Rabat - Al Maghrib Today
The “Unite the Right” white supremacist rally held this weekend in Charlottesville, Virginia turned violent after a man rammed his car into a group of counter-demonstrators.
A group of protestors representing several white extremist groups gathered in Charlottesville Friday and Saturday, protesting against the removal of the statue of Confederate icon General Robert E. Lee, while counter-demonstrators grouped together to confront them.
The confrontation between the two groups lead to violent clashes between the two groups.
On Saturday afternoon, a man driving a speeding car rammed into a crowd of counter-demonstrators, leading to the death of 32-year-old Heather Heyer and the injury of 35 people, said Al Jazeera.
The car driver, 20-year-old James Alex Fields Jr., was shortly arrested and charged with second degree murderer, one count of hit and run, and three counts of malicious wounding, reported BBC, who said that Fields held “Nazi sympathies.”
After the incident, local police intervened and broke up the protests, while the Charlottesville governor declared a “state of emergency.”
On August 12, US president Donald Trump issued a statement about the protests on Twitter, saying that “we all must be united & condemn all that hate stands for. There is no place for this kind of violence in America.
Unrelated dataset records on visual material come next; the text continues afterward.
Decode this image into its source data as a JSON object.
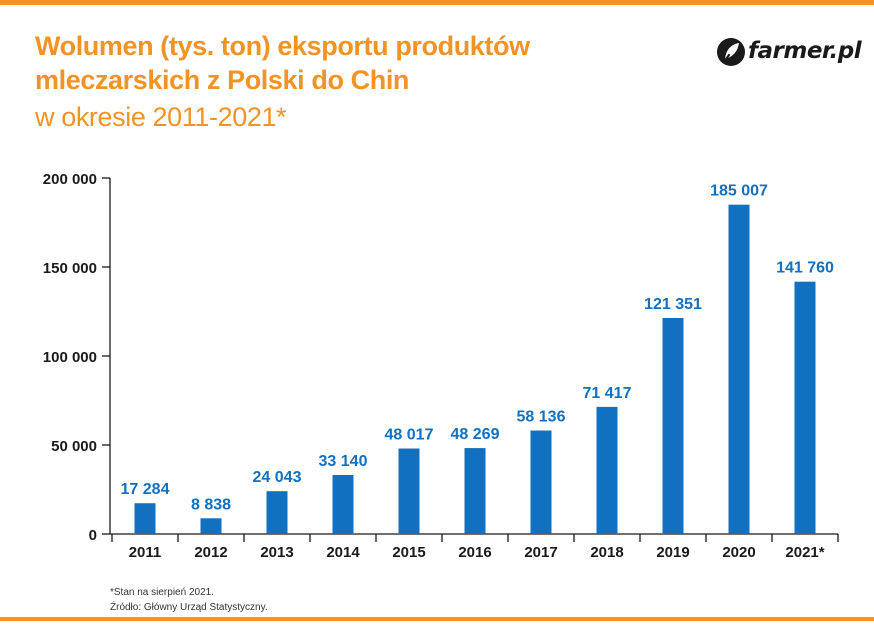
{
  "header": {
    "title_line1": "Wolumen (tys. ton) eksportu produktów",
    "title_line2": "mleczarskich z Polski do Chin",
    "subtitle": "w okresie 2011-2021*"
  },
  "logo": {
    "text": "farmer.pl",
    "icon": "leaf-logo-icon",
    "color": "#1a1a1a"
  },
  "colors": {
    "accent": "#f39324",
    "bar": "#1170bf",
    "label": "#1170bf",
    "axis": "#1a1a1a"
  },
  "chart_data": {
    "type": "bar",
    "categories": [
      "2011",
      "2012",
      "2013",
      "2014",
      "2015",
      "2016",
      "2017",
      "2018",
      "2019",
      "2020",
      "2021*"
    ],
    "values": [
      17284,
      8838,
      24043,
      33140,
      48017,
      48269,
      58136,
      71417,
      121351,
      185007,
      141760
    ],
    "data_labels": [
      "17 284",
      "8 838",
      "24 043",
      "33 140",
      "48 017",
      "48 269",
      "58 136",
      "71 417",
      "121 351",
      "185 007",
      "141 760"
    ],
    "yticks": [
      0,
      50000,
      100000,
      150000,
      200000
    ],
    "ytick_labels": [
      "0",
      "50 000",
      "100 000",
      "150 000",
      "200 000"
    ],
    "ylim": [
      0,
      200000
    ],
    "grid": false,
    "legend": "none"
  },
  "notes": {
    "footnote": "*Stan na sierpień 2021.",
    "source": "Źródło: Główny Urząd Statystyczny."
  }
}
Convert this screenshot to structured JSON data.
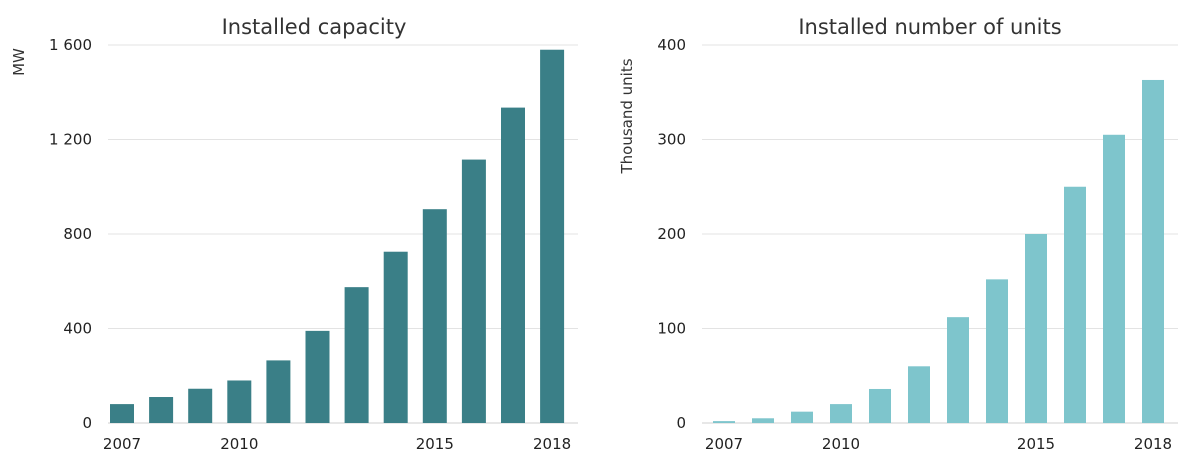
{
  "chart_data": [
    {
      "type": "bar",
      "title": "Installed capacity",
      "ylabel": "MW",
      "xlabel": "",
      "color": "#3a7f87",
      "categories": [
        2007,
        2008,
        2009,
        2010,
        2011,
        2012,
        2013,
        2014,
        2015,
        2016,
        2017,
        2018
      ],
      "values": [
        80,
        110,
        145,
        180,
        265,
        390,
        575,
        725,
        905,
        1115,
        1335,
        1580
      ],
      "ylim": [
        0,
        1600
      ],
      "yticks": [
        0,
        400,
        800,
        1200,
        1600
      ],
      "ytick_labels": [
        "0",
        "400",
        "800",
        "1 200",
        "1 600"
      ],
      "xtick_labels": [
        "2007",
        "2010",
        "2015",
        "2018"
      ],
      "grid": true
    },
    {
      "type": "bar",
      "title": "Installed number of units",
      "ylabel": "Thousand units",
      "xlabel": "",
      "color": "#7ec5cc",
      "categories": [
        2007,
        2008,
        2009,
        2010,
        2011,
        2012,
        2013,
        2014,
        2015,
        2016,
        2017,
        2018
      ],
      "values": [
        2,
        5,
        12,
        20,
        36,
        60,
        112,
        152,
        200,
        250,
        305,
        363
      ],
      "ylim": [
        0,
        400
      ],
      "yticks": [
        0,
        100,
        200,
        300,
        400
      ],
      "ytick_labels": [
        "0",
        "100",
        "200",
        "300",
        "400"
      ],
      "xtick_labels": [
        "2007",
        "2010",
        "2015",
        "2018"
      ],
      "grid": true
    }
  ]
}
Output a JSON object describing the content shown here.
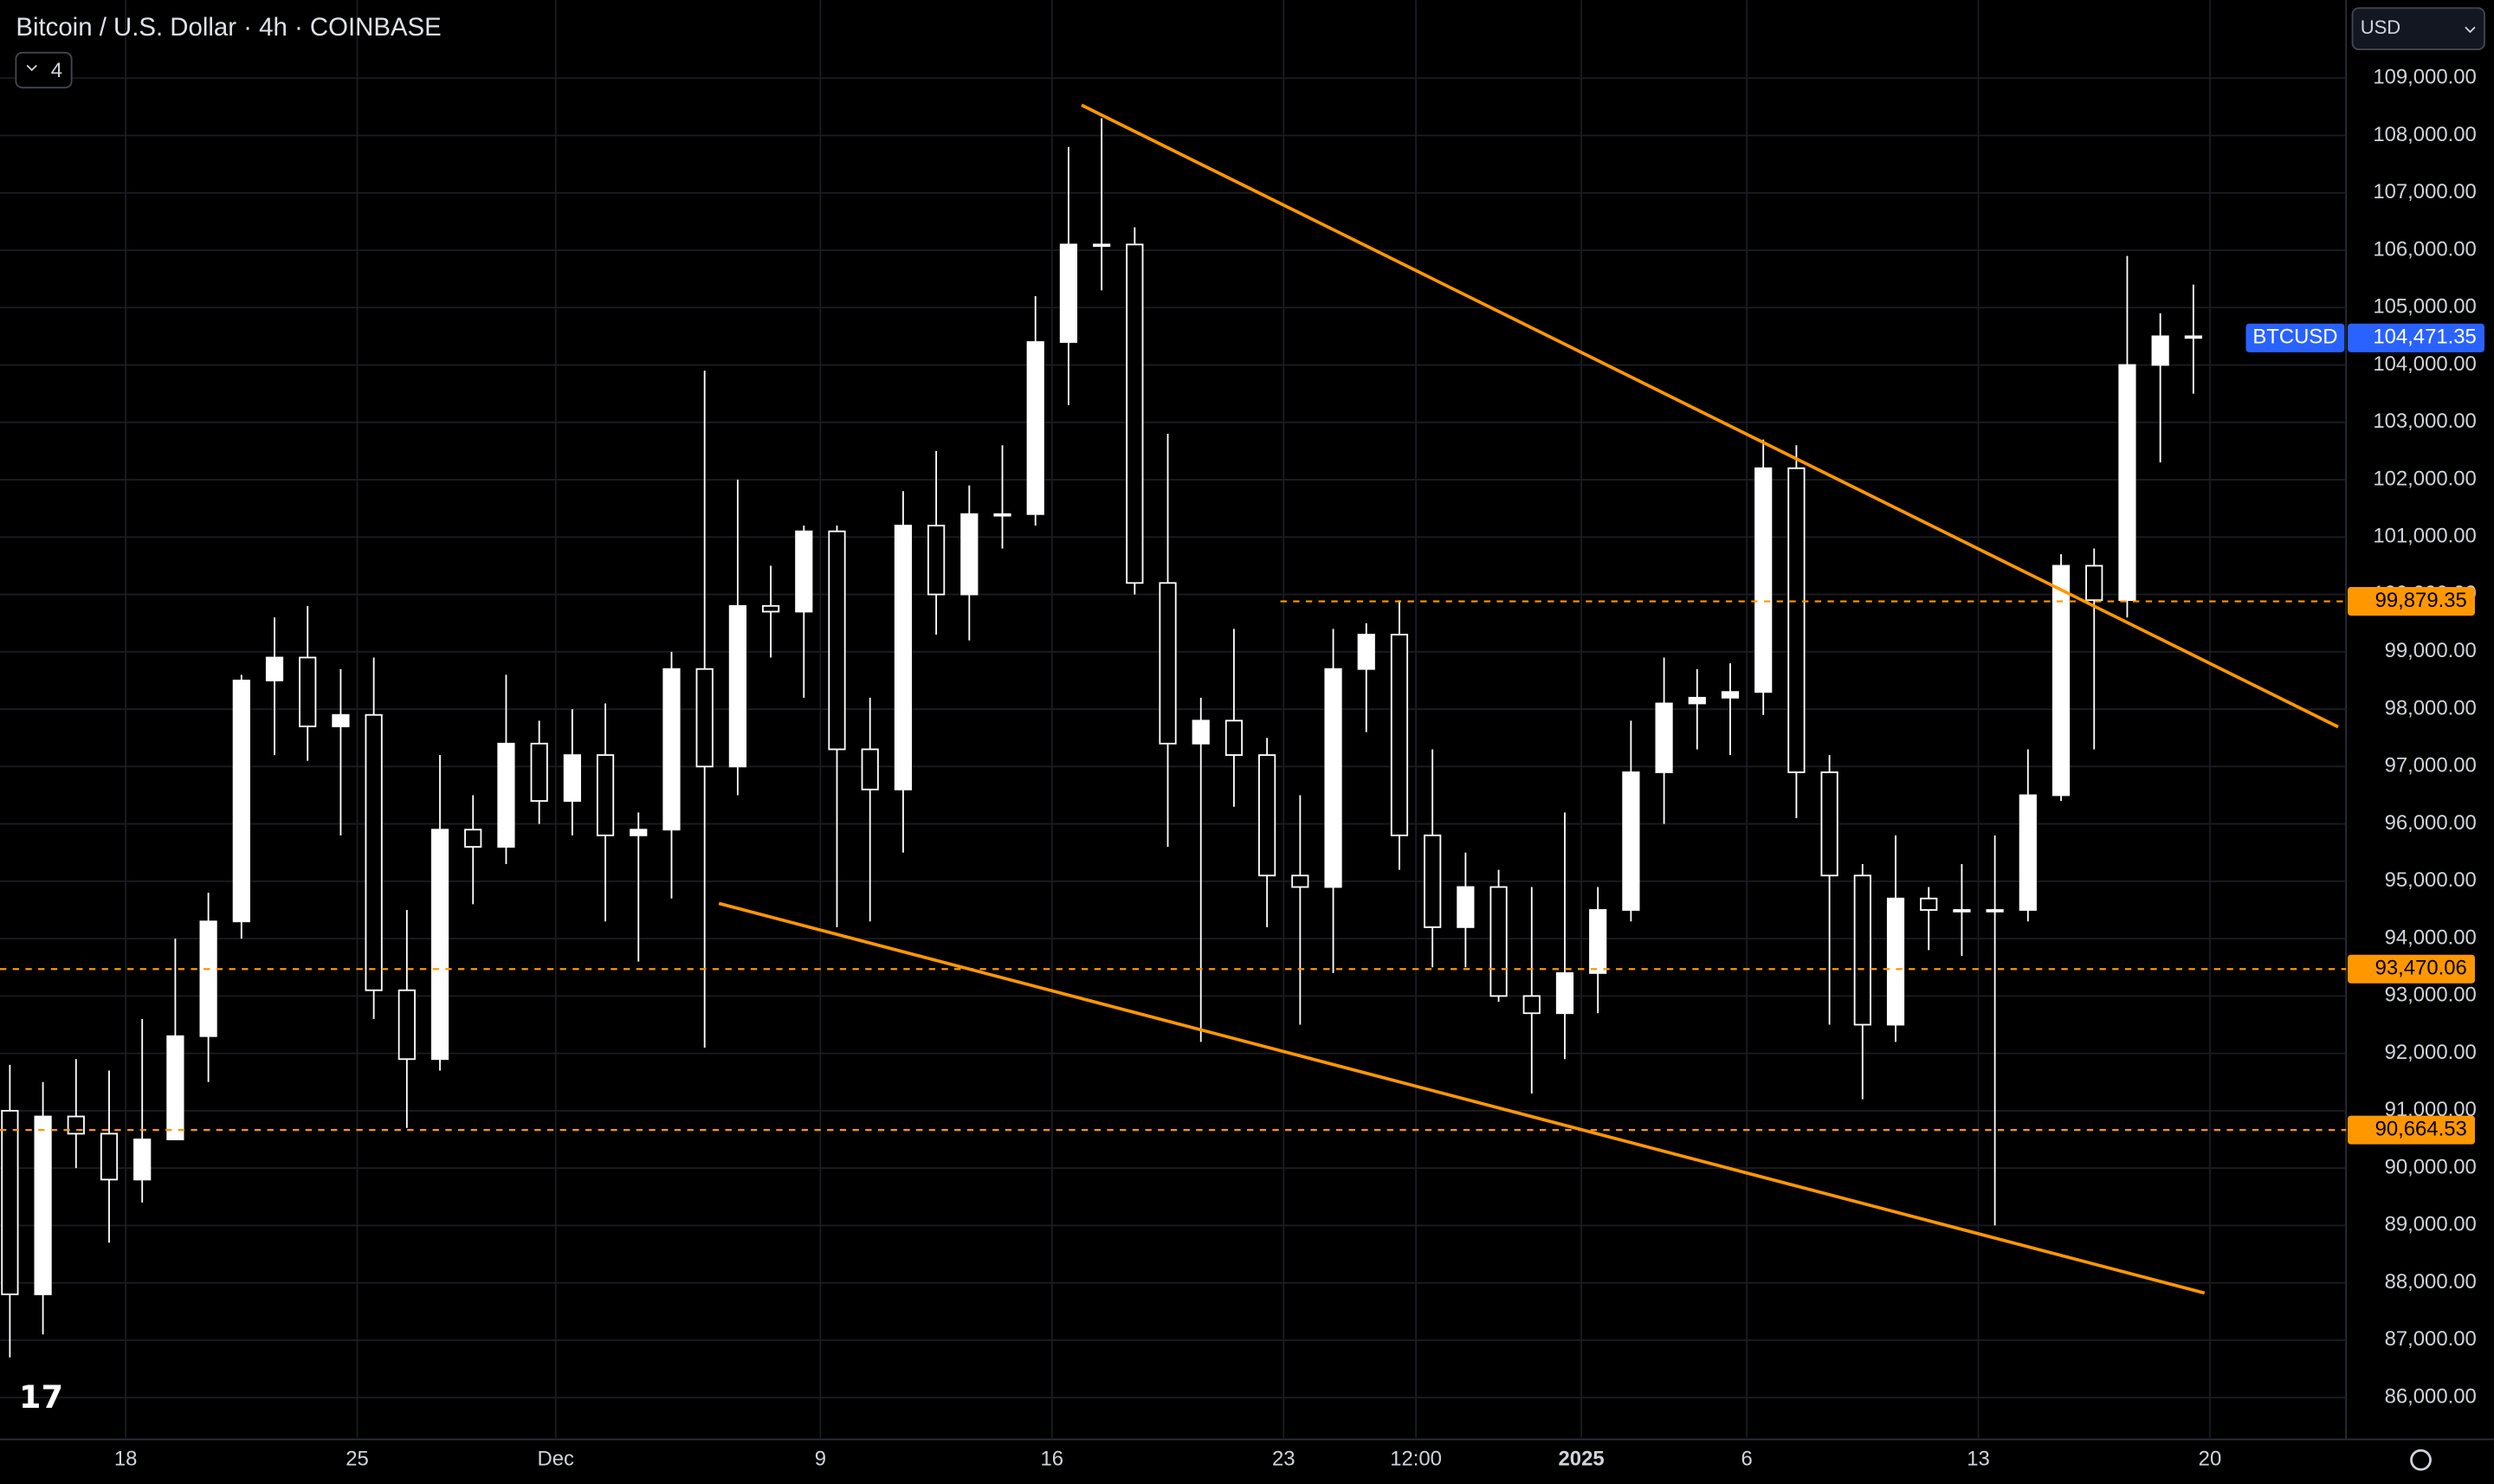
{
  "header": {
    "title": "Bitcoin / U.S. Dollar · 4h · COINBASE",
    "indicators": "4",
    "currency": "USD"
  },
  "chart_data": {
    "type": "candlestick",
    "color": "#ffffff",
    "grid": true,
    "categories": [
      null,
      null,
      null,
      null,
      "18",
      null,
      null,
      null,
      null,
      null,
      null,
      "25",
      null,
      null,
      null,
      null,
      null,
      "Dec",
      null,
      null,
      null,
      null,
      null,
      null,
      null,
      "9",
      null,
      null,
      null,
      null,
      null,
      null,
      "16",
      null,
      null,
      null,
      null,
      null,
      null,
      "23",
      null,
      null,
      null,
      "12:00",
      null,
      null,
      null,
      null,
      "2025",
      null,
      null,
      null,
      null,
      "6",
      null,
      null,
      null,
      null,
      null,
      null,
      "13",
      null,
      null,
      null,
      null,
      null,
      null,
      "20"
    ],
    "open": [
      91000,
      87800,
      90900,
      90600,
      89800,
      90500,
      92300,
      94300,
      98500,
      98900,
      97700,
      97900,
      93100,
      91900,
      95900,
      95600,
      97400,
      96400,
      97200,
      95800,
      95900,
      98700,
      97000,
      99800,
      99700,
      101100,
      97300,
      96600,
      101200,
      100000,
      101400,
      101400,
      104400,
      106100,
      106100,
      100200,
      97400,
      97800,
      97200,
      95100,
      94900,
      98700,
      99300,
      95800,
      94200,
      94900,
      93000,
      92700,
      93400,
      94500,
      96900,
      98100,
      98200,
      98300,
      102200,
      96900,
      95100,
      92500,
      94700,
      94500,
      94500,
      94500,
      96500,
      100500,
      99900,
      104000,
      104500,
      null
    ],
    "high": [
      91800,
      91500,
      91900,
      91700,
      92600,
      94000,
      94800,
      98600,
      99600,
      99800,
      98700,
      98900,
      94500,
      97200,
      96500,
      98600,
      97800,
      98000,
      98100,
      96200,
      99000,
      103900,
      102000,
      100500,
      101200,
      101200,
      98200,
      101800,
      102500,
      101900,
      102600,
      105200,
      107800,
      108300,
      106400,
      102800,
      98200,
      99400,
      97500,
      96500,
      99400,
      99500,
      99900,
      97300,
      95500,
      95200,
      94900,
      96200,
      94900,
      97800,
      98900,
      98700,
      98800,
      102700,
      102600,
      97200,
      95300,
      95800,
      94900,
      95300,
      95800,
      97300,
      100700,
      100800,
      105900,
      104900,
      105400,
      null
    ],
    "low": [
      86700,
      87100,
      90000,
      88700,
      89400,
      90500,
      91500,
      94000,
      97200,
      97100,
      95800,
      92600,
      90700,
      91700,
      94600,
      95300,
      96000,
      95800,
      94300,
      93600,
      94700,
      92100,
      96500,
      98900,
      98200,
      94200,
      94300,
      95500,
      99300,
      99200,
      100800,
      101200,
      103300,
      105300,
      100000,
      95600,
      92200,
      96300,
      94200,
      92500,
      93400,
      97600,
      95200,
      93500,
      93500,
      92900,
      91300,
      91900,
      92700,
      94300,
      96000,
      97300,
      97200,
      97900,
      96100,
      92500,
      91200,
      92200,
      93800,
      93700,
      89000,
      94300,
      96400,
      97300,
      99600,
      102300,
      103500,
      null
    ],
    "close": [
      87800,
      90900,
      90600,
      89800,
      90500,
      92300,
      94300,
      98500,
      98900,
      97700,
      97900,
      93100,
      91900,
      95900,
      95600,
      97400,
      96400,
      97200,
      95800,
      95900,
      98700,
      97000,
      99800,
      99700,
      101100,
      97300,
      96600,
      101200,
      100000,
      101400,
      101400,
      104400,
      106100,
      106100,
      100200,
      97400,
      97800,
      97200,
      95100,
      94900,
      98700,
      99300,
      95800,
      94200,
      94900,
      93000,
      92700,
      93400,
      94500,
      96900,
      98100,
      98200,
      98300,
      102200,
      96900,
      95100,
      92500,
      94700,
      94500,
      94500,
      94500,
      96500,
      100500,
      99900,
      104000,
      104500,
      104471.35,
      null
    ],
    "ylim": [
      85300,
      109500
    ],
    "yticks": [
      {
        "value": 86000,
        "label": "86,000.00"
      },
      {
        "value": 87000,
        "label": "87,000.00"
      },
      {
        "value": 88000,
        "label": "88,000.00"
      },
      {
        "value": 89000,
        "label": "89,000.00"
      },
      {
        "value": 90000,
        "label": "90,000.00"
      },
      {
        "value": 91000,
        "label": "91,000.00"
      },
      {
        "value": 92000,
        "label": "92,000.00"
      },
      {
        "value": 93000,
        "label": "93,000.00"
      },
      {
        "value": 94000,
        "label": "94,000.00"
      },
      {
        "value": 95000,
        "label": "95,000.00"
      },
      {
        "value": 96000,
        "label": "96,000.00"
      },
      {
        "value": 97000,
        "label": "97,000.00"
      },
      {
        "value": 98000,
        "label": "98,000.00"
      },
      {
        "value": 99000,
        "label": "99,000.00"
      },
      {
        "value": 100000,
        "label": "100,000.00"
      },
      {
        "value": 101000,
        "label": "101,000.00"
      },
      {
        "value": 102000,
        "label": "102,000.00"
      },
      {
        "value": 103000,
        "label": "103,000.00"
      },
      {
        "value": 104000,
        "label": "104,000.00"
      },
      {
        "value": 105000,
        "label": "105,000.00"
      },
      {
        "value": 106000,
        "label": "106,000.00"
      },
      {
        "value": 107000,
        "label": "107,000.00"
      },
      {
        "value": 108000,
        "label": "108,000.00"
      },
      {
        "value": 109000,
        "label": "109,000.00"
      }
    ],
    "price_lines": [
      {
        "value": 99879.35,
        "label": "99,879.35",
        "color": "#ff9800"
      },
      {
        "value": 93470.06,
        "label": "93,470.06",
        "color": "#ff9800"
      },
      {
        "value": 90664.53,
        "label": "90,664.53",
        "color": "#ff9800"
      }
    ],
    "last_price": {
      "name": "BTCUSD",
      "value": 104471.35,
      "label": "104,471.35",
      "color": "#2962ff"
    }
  }
}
Lets come together as one!”
Trump has since come under fire for not specifically denouncing the white supremacist and neo-Nazi groups.
US Attorney General Jeff Sessions said the deadly violence was “the definition of domestic terrorism,” and that the Justice Department was opening an investigation into the event.
He also said that FBI agents from the terrorism and civil rights divisions have also launched investigations.